Air New Zealand is acquiring 15 new Airbus A320 aircraft and purchase rights on a further 20 A320 aircraft, exercisable over the next 10 years, under an agreement signed with Airbus today.
"We are bringing in a new aircraft type to support a strategic change in the service and products we will be offering to short-haul international travellers on Air New Zealand's Tasman and South Pacific routes," the Managing Director and CEO of the Group Ralph Norris said in announcing the A320 acquisition deal.
"The Airbus aircraft will give us new capabilities for our short-haul international operations in terms of range, passenger and cargo carrying capacity, seat and cabin configurations, and in-flight services.
"We currently use a mix of Boeing 767 and 737 type aircraft on our short-haul international services and consolidation on a single type aircraft will simplify both operation and support service requirements. Introducing Airbus A320 aircraft to our fleet will also expand our engineering capability and enable our ANZES engineering unit to increase its range of third party contract services.
"At this time, we envisage continuing to use Boeing aircraft for Air New Zealand domestic and long-haul international services," Mr Norris said.
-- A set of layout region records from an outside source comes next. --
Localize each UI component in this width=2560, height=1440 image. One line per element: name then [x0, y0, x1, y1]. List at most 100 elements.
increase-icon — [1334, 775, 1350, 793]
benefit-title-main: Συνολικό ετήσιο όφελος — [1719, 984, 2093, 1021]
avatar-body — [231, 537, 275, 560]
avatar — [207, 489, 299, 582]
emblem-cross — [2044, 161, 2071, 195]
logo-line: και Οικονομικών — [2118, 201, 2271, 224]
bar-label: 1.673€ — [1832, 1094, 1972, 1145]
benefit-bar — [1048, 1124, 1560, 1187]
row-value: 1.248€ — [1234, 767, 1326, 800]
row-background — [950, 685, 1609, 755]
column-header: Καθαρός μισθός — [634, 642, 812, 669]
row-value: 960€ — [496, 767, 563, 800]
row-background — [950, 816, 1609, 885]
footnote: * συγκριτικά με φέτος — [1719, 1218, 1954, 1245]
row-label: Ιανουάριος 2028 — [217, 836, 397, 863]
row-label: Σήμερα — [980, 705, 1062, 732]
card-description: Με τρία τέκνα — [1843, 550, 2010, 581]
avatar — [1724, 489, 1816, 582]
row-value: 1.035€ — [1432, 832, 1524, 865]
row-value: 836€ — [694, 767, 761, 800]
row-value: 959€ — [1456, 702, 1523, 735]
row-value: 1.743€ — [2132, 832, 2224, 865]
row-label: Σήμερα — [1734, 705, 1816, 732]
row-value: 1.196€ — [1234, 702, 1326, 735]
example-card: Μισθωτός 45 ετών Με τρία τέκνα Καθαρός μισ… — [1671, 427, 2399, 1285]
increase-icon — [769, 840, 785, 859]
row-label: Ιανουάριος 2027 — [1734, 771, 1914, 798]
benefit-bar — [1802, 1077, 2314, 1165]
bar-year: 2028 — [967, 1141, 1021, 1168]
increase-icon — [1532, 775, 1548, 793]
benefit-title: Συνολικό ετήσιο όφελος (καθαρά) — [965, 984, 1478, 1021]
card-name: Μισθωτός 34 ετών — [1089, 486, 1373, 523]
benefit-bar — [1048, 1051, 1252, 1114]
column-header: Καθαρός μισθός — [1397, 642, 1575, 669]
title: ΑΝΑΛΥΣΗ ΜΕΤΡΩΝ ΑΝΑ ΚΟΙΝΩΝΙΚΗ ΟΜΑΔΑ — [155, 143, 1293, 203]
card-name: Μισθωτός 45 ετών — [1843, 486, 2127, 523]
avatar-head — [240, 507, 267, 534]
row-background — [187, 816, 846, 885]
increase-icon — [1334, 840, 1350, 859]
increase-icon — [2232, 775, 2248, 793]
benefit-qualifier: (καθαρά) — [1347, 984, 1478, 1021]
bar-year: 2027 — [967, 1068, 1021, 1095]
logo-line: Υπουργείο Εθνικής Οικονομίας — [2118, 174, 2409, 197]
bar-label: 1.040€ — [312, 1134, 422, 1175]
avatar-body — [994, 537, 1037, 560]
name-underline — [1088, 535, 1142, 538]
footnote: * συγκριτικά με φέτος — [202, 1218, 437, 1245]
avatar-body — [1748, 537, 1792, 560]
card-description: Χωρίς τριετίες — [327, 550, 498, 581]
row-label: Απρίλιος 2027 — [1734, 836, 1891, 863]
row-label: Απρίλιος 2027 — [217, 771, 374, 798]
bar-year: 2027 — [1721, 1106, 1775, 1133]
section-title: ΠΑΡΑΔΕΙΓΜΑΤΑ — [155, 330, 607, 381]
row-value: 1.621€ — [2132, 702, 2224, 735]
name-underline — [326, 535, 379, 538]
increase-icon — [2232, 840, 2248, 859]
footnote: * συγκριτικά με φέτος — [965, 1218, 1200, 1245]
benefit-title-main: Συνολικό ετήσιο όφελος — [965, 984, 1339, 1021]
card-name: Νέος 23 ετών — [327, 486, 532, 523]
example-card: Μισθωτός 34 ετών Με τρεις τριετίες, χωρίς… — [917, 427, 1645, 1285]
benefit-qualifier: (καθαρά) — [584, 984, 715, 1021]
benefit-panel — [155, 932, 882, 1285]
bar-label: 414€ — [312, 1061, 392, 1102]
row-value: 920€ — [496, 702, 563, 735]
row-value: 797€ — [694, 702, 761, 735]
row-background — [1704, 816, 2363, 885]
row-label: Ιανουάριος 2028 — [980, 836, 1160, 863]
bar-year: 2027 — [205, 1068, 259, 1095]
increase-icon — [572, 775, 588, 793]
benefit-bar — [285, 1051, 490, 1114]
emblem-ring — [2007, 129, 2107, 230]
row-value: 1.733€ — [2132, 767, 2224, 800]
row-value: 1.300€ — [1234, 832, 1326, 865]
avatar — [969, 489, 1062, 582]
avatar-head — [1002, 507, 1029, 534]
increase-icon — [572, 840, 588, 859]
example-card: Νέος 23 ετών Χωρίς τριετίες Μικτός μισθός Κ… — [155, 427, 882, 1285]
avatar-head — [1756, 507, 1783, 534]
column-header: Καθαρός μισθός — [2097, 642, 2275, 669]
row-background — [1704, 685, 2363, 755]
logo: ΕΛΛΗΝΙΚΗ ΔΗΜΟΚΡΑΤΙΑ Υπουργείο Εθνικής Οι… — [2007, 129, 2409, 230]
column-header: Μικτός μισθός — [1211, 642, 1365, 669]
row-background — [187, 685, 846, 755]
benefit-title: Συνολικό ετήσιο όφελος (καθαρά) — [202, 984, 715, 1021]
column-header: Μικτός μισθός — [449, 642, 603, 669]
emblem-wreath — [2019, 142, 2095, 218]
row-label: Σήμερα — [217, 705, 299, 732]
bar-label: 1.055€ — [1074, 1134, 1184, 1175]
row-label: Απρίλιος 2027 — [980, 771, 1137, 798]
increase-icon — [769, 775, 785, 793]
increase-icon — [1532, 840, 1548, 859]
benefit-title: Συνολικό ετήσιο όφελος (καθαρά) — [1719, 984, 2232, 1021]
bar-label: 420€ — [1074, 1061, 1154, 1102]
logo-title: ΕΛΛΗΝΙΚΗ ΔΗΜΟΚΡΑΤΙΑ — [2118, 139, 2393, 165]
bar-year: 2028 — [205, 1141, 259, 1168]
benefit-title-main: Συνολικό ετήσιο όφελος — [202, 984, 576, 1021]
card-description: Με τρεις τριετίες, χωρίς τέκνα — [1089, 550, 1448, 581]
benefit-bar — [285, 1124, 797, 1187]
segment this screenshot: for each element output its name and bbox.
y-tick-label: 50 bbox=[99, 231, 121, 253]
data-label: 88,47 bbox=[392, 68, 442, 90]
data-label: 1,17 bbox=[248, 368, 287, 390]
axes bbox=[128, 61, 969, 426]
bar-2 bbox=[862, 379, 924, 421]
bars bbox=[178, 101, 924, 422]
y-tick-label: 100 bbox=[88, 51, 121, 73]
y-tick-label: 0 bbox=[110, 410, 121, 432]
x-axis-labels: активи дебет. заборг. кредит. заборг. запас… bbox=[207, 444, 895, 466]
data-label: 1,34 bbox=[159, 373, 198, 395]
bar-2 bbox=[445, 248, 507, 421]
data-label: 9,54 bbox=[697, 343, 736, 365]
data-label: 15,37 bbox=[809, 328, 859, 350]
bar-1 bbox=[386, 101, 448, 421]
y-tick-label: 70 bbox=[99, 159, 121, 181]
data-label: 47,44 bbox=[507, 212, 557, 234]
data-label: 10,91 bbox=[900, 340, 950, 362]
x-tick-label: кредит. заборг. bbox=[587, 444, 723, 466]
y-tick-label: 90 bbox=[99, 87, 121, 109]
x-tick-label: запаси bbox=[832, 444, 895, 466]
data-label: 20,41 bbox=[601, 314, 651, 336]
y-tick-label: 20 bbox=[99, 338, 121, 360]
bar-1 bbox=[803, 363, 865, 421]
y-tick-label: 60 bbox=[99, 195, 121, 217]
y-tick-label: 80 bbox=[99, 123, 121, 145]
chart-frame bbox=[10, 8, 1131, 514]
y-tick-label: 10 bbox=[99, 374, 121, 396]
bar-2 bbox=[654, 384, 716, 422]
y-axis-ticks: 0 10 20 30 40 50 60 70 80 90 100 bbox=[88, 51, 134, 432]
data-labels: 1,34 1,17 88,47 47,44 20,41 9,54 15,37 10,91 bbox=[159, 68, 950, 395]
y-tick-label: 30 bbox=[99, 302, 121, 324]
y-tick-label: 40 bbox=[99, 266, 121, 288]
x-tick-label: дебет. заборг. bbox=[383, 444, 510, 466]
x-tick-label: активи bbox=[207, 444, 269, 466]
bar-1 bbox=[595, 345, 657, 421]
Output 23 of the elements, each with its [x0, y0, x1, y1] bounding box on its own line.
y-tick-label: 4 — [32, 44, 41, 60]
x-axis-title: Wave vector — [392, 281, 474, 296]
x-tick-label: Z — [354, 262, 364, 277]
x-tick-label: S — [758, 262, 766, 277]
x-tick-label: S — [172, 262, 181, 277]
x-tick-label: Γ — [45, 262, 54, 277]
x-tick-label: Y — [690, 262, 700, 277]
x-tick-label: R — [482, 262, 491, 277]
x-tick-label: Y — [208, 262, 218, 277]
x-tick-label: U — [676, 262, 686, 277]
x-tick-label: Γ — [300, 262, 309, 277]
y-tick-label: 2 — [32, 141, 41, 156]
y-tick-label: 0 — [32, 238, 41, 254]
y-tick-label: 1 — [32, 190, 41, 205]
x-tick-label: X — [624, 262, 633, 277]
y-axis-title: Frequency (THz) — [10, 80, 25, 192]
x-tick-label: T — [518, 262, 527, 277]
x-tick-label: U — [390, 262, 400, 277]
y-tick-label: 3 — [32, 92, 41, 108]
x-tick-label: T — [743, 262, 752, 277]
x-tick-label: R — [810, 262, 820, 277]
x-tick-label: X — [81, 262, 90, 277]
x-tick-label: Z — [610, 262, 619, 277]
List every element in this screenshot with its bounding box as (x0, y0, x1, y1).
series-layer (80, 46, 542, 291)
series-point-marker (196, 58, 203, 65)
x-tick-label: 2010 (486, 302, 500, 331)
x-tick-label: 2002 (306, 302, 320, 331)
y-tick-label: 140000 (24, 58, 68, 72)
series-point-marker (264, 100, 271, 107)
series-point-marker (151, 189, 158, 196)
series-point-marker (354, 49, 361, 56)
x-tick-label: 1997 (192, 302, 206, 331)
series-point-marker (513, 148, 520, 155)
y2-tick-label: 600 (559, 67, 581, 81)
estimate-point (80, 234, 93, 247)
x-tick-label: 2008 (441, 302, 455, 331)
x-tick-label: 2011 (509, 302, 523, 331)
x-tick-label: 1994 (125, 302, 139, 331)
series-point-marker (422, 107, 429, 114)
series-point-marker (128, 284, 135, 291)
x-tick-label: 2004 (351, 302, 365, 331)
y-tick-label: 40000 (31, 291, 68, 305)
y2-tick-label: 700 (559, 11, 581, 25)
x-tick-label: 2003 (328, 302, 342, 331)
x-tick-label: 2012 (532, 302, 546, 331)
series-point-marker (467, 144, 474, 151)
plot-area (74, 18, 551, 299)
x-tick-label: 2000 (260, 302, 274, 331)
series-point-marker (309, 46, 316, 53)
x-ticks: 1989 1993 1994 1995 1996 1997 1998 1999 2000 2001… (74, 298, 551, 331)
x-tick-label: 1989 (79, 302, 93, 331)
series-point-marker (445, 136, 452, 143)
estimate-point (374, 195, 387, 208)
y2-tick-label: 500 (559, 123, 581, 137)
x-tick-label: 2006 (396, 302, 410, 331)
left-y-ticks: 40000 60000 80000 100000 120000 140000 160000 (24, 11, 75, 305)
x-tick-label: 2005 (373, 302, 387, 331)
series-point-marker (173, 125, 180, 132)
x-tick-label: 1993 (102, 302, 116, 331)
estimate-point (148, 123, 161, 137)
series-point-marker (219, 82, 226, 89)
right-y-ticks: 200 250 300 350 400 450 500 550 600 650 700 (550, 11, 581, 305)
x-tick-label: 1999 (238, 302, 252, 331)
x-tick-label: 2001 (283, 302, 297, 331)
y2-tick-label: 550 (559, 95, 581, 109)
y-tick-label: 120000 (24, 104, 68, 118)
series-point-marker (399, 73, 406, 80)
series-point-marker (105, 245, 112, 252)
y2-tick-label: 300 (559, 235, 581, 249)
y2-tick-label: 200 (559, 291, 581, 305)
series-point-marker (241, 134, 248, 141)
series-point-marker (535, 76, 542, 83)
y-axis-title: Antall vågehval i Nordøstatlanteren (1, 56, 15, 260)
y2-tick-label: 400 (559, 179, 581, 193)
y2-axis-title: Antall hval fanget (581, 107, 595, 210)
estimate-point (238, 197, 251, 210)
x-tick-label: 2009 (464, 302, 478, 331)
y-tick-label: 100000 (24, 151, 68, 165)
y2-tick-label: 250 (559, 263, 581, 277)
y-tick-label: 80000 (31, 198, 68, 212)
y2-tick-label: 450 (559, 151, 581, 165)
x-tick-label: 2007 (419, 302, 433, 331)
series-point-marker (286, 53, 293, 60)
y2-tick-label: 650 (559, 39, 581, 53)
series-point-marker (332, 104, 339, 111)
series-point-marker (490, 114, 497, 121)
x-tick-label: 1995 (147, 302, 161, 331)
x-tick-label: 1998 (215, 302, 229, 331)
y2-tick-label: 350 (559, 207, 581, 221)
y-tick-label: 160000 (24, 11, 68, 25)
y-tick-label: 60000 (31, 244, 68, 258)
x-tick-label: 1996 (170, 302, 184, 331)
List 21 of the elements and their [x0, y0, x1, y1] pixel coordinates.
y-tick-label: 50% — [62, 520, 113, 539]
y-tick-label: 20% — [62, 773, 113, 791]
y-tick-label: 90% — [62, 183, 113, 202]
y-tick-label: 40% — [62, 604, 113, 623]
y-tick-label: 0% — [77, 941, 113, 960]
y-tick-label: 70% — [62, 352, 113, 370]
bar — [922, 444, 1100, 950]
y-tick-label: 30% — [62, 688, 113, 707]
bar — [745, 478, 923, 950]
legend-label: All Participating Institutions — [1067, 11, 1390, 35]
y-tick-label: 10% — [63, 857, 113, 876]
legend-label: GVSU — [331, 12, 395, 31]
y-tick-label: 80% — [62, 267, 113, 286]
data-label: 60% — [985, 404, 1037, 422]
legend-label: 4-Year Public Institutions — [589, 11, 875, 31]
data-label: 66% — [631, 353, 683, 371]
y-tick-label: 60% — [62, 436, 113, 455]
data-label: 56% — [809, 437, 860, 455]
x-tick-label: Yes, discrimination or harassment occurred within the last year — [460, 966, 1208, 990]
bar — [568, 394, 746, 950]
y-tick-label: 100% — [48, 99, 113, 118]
Ten of the 15 A320 aircraft, a simulator, spares and other associated items are being acquired via a combination of purchase and leasing arrangements still to be finally determined by the Board of Air New Zealand within a capital investment budget in excess of US$400 million. Five of the aircraft will be acquired from the leasing company GECAS under a standard operating lease arrangements.
The first of the new A320 aircraft will be inducted into the Air New Zealand fleet at the end of October next year, and the 15th aircraft is scheduled to be delivered towards the end of 2006. These aircraft will replace four Boeing 767-200 aircraft that are currently being retired from the Air New Zealand fleet and nine Boeing 737-300 aircraft that will be progressively retired from the fleet between September 2003 and December 2006.
The purchase of the new aircraft will have a net positive impact on Air New Zealand's financial performance as the enhanced operating efficiency of the new aircraft, and increased seat numbers, more than offset the cost of incremental capital employed in the new fleet.
Financing for the acquisition will be secured against the aircraft and is not expected to affect the Group's gearing levels. The acquisition can be financed without any recourse to the shareholders.
The A320 is well suited to Air New Zealand's needs in the Tasman and short-haul Pacific markets, with more seating capacity than the Group's existing fleet of Boeing 737 and 767 type aircraft. The A320 is capable of carrying containerised cargo and has a greater range than the 737-300 making it a better fit for the missions required by the regional market.
Under the terms of its agreement with Airbus, Air New Zealand has the right to switch between the A320 aircraft and either the larger A321 aircraft or the smaller A319 aircraft prior to delivery, should market conditions change. If this right is exercised, financial terms would be adjusted accordingly.
In addition to its commitment to acquire the 15 aircraft, Air New Zealand has secured purchase rights on a further 20 Airbus aircraft at agreed prices in the future. These rights lock in prices based on current market conditions for future acquisitions by Air New Zealand without any fixed obligation to purchase. These arrangements provide the Group with the ability to replace its entire Tasman and short-haul Pacific fleet within the next decade.